上記のような事を考えると、まる子家は昭和初期に建設され、キッチンやお風呂、トイレなどをリフォームしながら暮らしていたと考えられるかもしれませんね。この間取りでは、両親の部屋が薄暗くなってしまいますし、狭い和室に無理やりまる子とお姉ちゃんの机を配置して子供部屋として使っていますので、時代の変化に対応しきれていない間取りと言えるかもしれません。

昭和40年代…ドラえもん

次は、サザエさん、ちびまる子ちゃんと並ぶ国民的アニメ『ドラえもん』です。ドラえもんは、1969年(昭和44年)に原作マンガがスタートしており、テレビアニメは1973年(昭和48年)から放送が始まりました。このアニメの舞台は、昭和40年代の高度成長期時代真っ只中で、何をやってもダメな奴と揶揄されるのび太のもとに未来から青いあいつがやってきたのです。

何はともあれ、ドラえもんがのび太と暮らす野比家の間取りを見てみましょう。

サザエ家、まる子家との大きな違いは、2階建ての住宅になっているということでしょう。作中は、高度成長期真っ只中で、まさにサラリーマンが夢見るマイホームの代表と言って良いような間取りをしています。
アニメの中ではあまり登場しませんが、玄関横には応接室があるのです。そして、この時代は、主な居室が和室が中心になっているというのも時代を良く感じることができます。最近では、床の間はおろか和室さえ存在しない住宅も増えています。

ドラえもんでは、ほとんどの事件が外で起こりますので、野比家が家の中でどう暮らしているのかの描写がほとんどありません。そのため、この間取りを見ても、2階ののび太の部屋の横にある和室や応接室の使用意図が良くわかりません。また、DKも通常の住宅よりも少し狭く感じるため、個人的にはこの家族の暮らしぶりには、あまりあっていない間取りになってしまっているのではないかと考えられます。

バブル期…クレヨンしんちゃん

最後は、日本のバブル期が舞台のクレヨンしんちゃんです。上で紹介したサザエさんやちびまる子ちゃん、ドラえもんと比較すると、まだまだ新しいアニメで『日本の国民的アニメ』と表現するには少し弱いかもしれませんが、筆者の感覚ではこれも十分な国民的なアニメです。クレヨンしんちゃんは、1990年に連載がスタートしており、アニメ化は1992年です。当時の日本は、ちょうどバブルが弾けたとされる時代なのですが、作中はちょうどバブル期の後半になるのではないかと考えられます。クレヨンしんちゃん家は、東京のベッドタウンになる埼玉県春日部市が舞台で、都内までの通勤時間が約50分圏内と、この時代の典型的なサラリーマン家庭が舞台となっています。

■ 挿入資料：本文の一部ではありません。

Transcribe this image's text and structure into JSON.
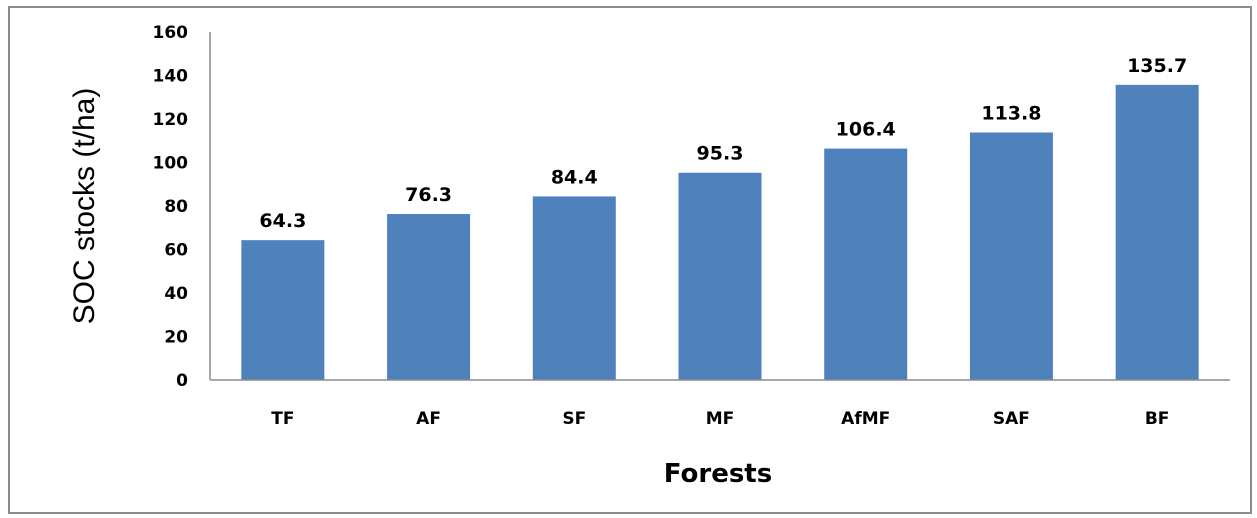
{
  "chart_data": {
    "type": "bar",
    "categories": [
      "TF",
      "AF",
      "SF",
      "MF",
      "AfMF",
      "SAF",
      "BF"
    ],
    "values": [
      64.3,
      76.3,
      84.4,
      95.3,
      106.4,
      113.8,
      135.7
    ],
    "data_labels": [
      "64.3",
      "76.3",
      "84.4",
      "95.3",
      "106.4",
      "113.8",
      "135.7"
    ],
    "title": "",
    "xlabel": "Forests",
    "ylabel": "SOC stocks (t/ha)",
    "ylim": [
      0,
      160
    ],
    "yticks": [
      "0",
      "20",
      "40",
      "60",
      "80",
      "100",
      "120",
      "140",
      "160"
    ],
    "bar_color": "#4f81bd",
    "grid": false,
    "legend": "none"
  }
}
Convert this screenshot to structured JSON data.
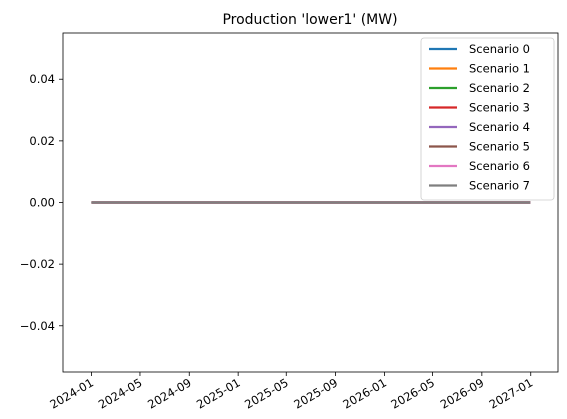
{
  "chart_data": {
    "type": "line",
    "title": "Production 'lower1' (MW)",
    "xlabel": "",
    "ylabel": "",
    "x_type": "date",
    "x": [
      "2024-01-01",
      "2026-12-31"
    ],
    "xlim": [
      "2023-10-22",
      "2027-03-10"
    ],
    "ylim": [
      -0.055,
      0.055
    ],
    "x_ticks": [
      "2024-01",
      "2024-05",
      "2024-09",
      "2025-01",
      "2025-05",
      "2025-09",
      "2026-01",
      "2026-05",
      "2026-09",
      "2027-01"
    ],
    "y_ticks": [
      0.04,
      0.02,
      0.0,
      -0.02,
      -0.04
    ],
    "y_tick_labels": [
      "0.04",
      "0.02",
      "0.00",
      "−0.02",
      "−0.04"
    ],
    "grid": false,
    "legend_position": "top-right",
    "series": [
      {
        "name": "Scenario 0",
        "color": "#1f77b4",
        "values": [
          0,
          0
        ]
      },
      {
        "name": "Scenario 1",
        "color": "#ff7f0e",
        "values": [
          0,
          0
        ]
      },
      {
        "name": "Scenario 2",
        "color": "#2ca02c",
        "values": [
          0,
          0
        ]
      },
      {
        "name": "Scenario 3",
        "color": "#d62728",
        "values": [
          0,
          0
        ]
      },
      {
        "name": "Scenario 4",
        "color": "#9467bd",
        "values": [
          0,
          0
        ]
      },
      {
        "name": "Scenario 5",
        "color": "#8c564b",
        "values": [
          0,
          0
        ]
      },
      {
        "name": "Scenario 6",
        "color": "#e377c2",
        "values": [
          0,
          0
        ]
      },
      {
        "name": "Scenario 7",
        "color": "#7f7f7f",
        "values": [
          0,
          0
        ]
      }
    ]
  }
}
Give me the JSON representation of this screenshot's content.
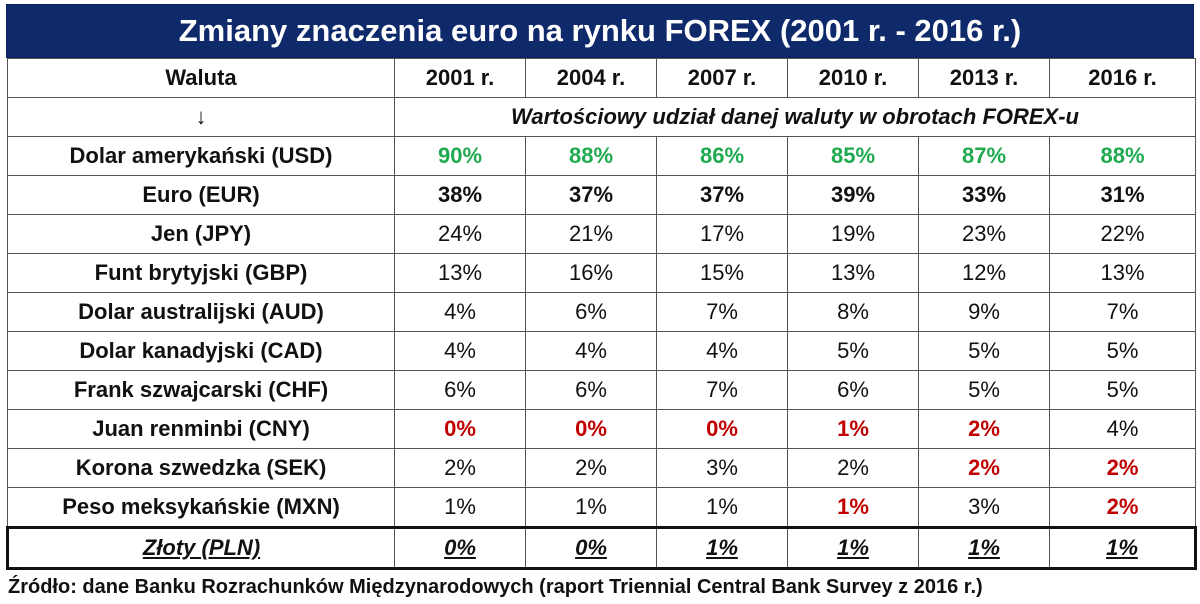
{
  "title": "Zmiany znaczenia euro na rynku FOREX (2001 r. - 2016 r.)",
  "header": {
    "currency_label": "Waluta",
    "arrow": "↓",
    "years": [
      "2001 r.",
      "2004 r.",
      "2007 r.",
      "2010 r.",
      "2013 r.",
      "2016 r."
    ],
    "subheader": "Wartościowy udział danej waluty w obrotach FOREX-u"
  },
  "colors": {
    "title_bg": "#0f2a6b",
    "green": "#1faa4f",
    "red": "#c00000"
  },
  "rows": [
    {
      "name": "Dolar amerykański (USD)",
      "values": [
        "90%",
        "88%",
        "86%",
        "85%",
        "87%",
        "88%"
      ],
      "styles": [
        "green",
        "green",
        "green",
        "green",
        "green",
        "green"
      ]
    },
    {
      "name": "Euro (EUR)",
      "values": [
        "38%",
        "37%",
        "37%",
        "39%",
        "33%",
        "31%"
      ],
      "styles": [
        "bold",
        "bold",
        "bold",
        "bold",
        "bold",
        "bold"
      ]
    },
    {
      "name": "Jen (JPY)",
      "values": [
        "24%",
        "21%",
        "17%",
        "19%",
        "23%",
        "22%"
      ],
      "styles": [
        "",
        "",
        "",
        "",
        "",
        ""
      ]
    },
    {
      "name": "Funt brytyjski (GBP)",
      "values": [
        "13%",
        "16%",
        "15%",
        "13%",
        "12%",
        "13%"
      ],
      "styles": [
        "",
        "",
        "",
        "",
        "",
        ""
      ]
    },
    {
      "name": "Dolar australijski (AUD)",
      "values": [
        "4%",
        "6%",
        "7%",
        "8%",
        "9%",
        "7%"
      ],
      "styles": [
        "",
        "",
        "",
        "",
        "",
        ""
      ]
    },
    {
      "name": "Dolar kanadyjski (CAD)",
      "values": [
        "4%",
        "4%",
        "4%",
        "5%",
        "5%",
        "5%"
      ],
      "styles": [
        "",
        "",
        "",
        "",
        "",
        ""
      ]
    },
    {
      "name": "Frank szwajcarski (CHF)",
      "values": [
        "6%",
        "6%",
        "7%",
        "6%",
        "5%",
        "5%"
      ],
      "styles": [
        "",
        "",
        "",
        "",
        "",
        ""
      ]
    },
    {
      "name": "Juan renminbi (CNY)",
      "values": [
        "0%",
        "0%",
        "0%",
        "1%",
        "2%",
        "4%"
      ],
      "styles": [
        "red",
        "red",
        "red",
        "red",
        "red",
        ""
      ]
    },
    {
      "name": "Korona szwedzka (SEK)",
      "values": [
        "2%",
        "2%",
        "3%",
        "2%",
        "2%",
        "2%"
      ],
      "styles": [
        "",
        "",
        "",
        "",
        "red",
        "red"
      ]
    },
    {
      "name": "Peso meksykańskie (MXN)",
      "values": [
        "1%",
        "1%",
        "1%",
        "1%",
        "3%",
        "2%"
      ],
      "styles": [
        "",
        "",
        "",
        "red",
        "",
        "red"
      ]
    }
  ],
  "pln_row": {
    "name": "Złoty (PLN)",
    "values": [
      "0%",
      "0%",
      "1%",
      "1%",
      "1%",
      "1%"
    ]
  },
  "source": "Źródło: dane Banku Rozrachunków Międzynarodowych (raport Triennial Central Bank Survey z 2016 r.)"
}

しんちゃん家は、4LDKの一戸建てで、典型的な建売住宅の間取りになっています。

上図のように、1階部分は「2部屋+DK+水回り」、2階部分に2部屋あるという間取りです。しんちゃん家の間取りでは、本来のみさえ(しんちゃんの母)の寝室は2階にあるのですが、作中の描写では1階部分の客間を使って家族全員で就寝するようになっています。これは、しんちゃんも幼稚園児ですし、妹のひまわりに至ってはまだ赤ちゃんということもあり、2階を寝室にするよりは1階の和室を使った方が利便性が良いということでしょう。現実世界でもこういった部屋の使い方はよく見かけられますし、やはり現代の私たちが暮らす住宅の間取りに近づいているという印象を受けますね。

作中のしんちゃん家は、典型的な建売住宅の間取りで、購入者のライフスタイルに合わせたセールストークが非常にしやすい形となっています。例えば、この家を購入した時点では「夫婦と子供一人」という家族構成であったため、2階洋室を子供部屋に、2階和室を主寝室にして、1階部分は客間と居間にするという部屋割りが可能です。数年たって、子供が増えて成長した時には、2階の2部屋を子供部屋として、1階の和室を主寝室にすることができます。
このように、しんちゃん家は、現代でも非常に模範的な建売住宅の間取りになっていると言えるのです。

まとめ

今回は、「名作漫画から学ぶ日本の間取りの変化!」と題しまして、誰もが知っている日本の国民的アニメに登場する主人公の家の間取りをご紹介しました。普段何気なくアニメを見ている時には何も思わないのでしょうが、こうやって間取りを見比べてみると、家の作りが現在とは全く異なるということがわかります。

そもそも、現在の日本では、核家族化がどんどん進んでおり、サザエさんやちびまる子ちゃんのように、親世代と同居しているというかた自体が減少しています。そのため、自分が住む家の間取りを決める時には、昭和20年代や30年代を舞台としたアニメとは全く違う視点になっているのです。

もちろん、どちらが正しいというわけではありませんので、今後自分の家を建てる時には、古い家の間取りが何の使用意図で考えられたのかも少し気にしても良いかもしれませんね。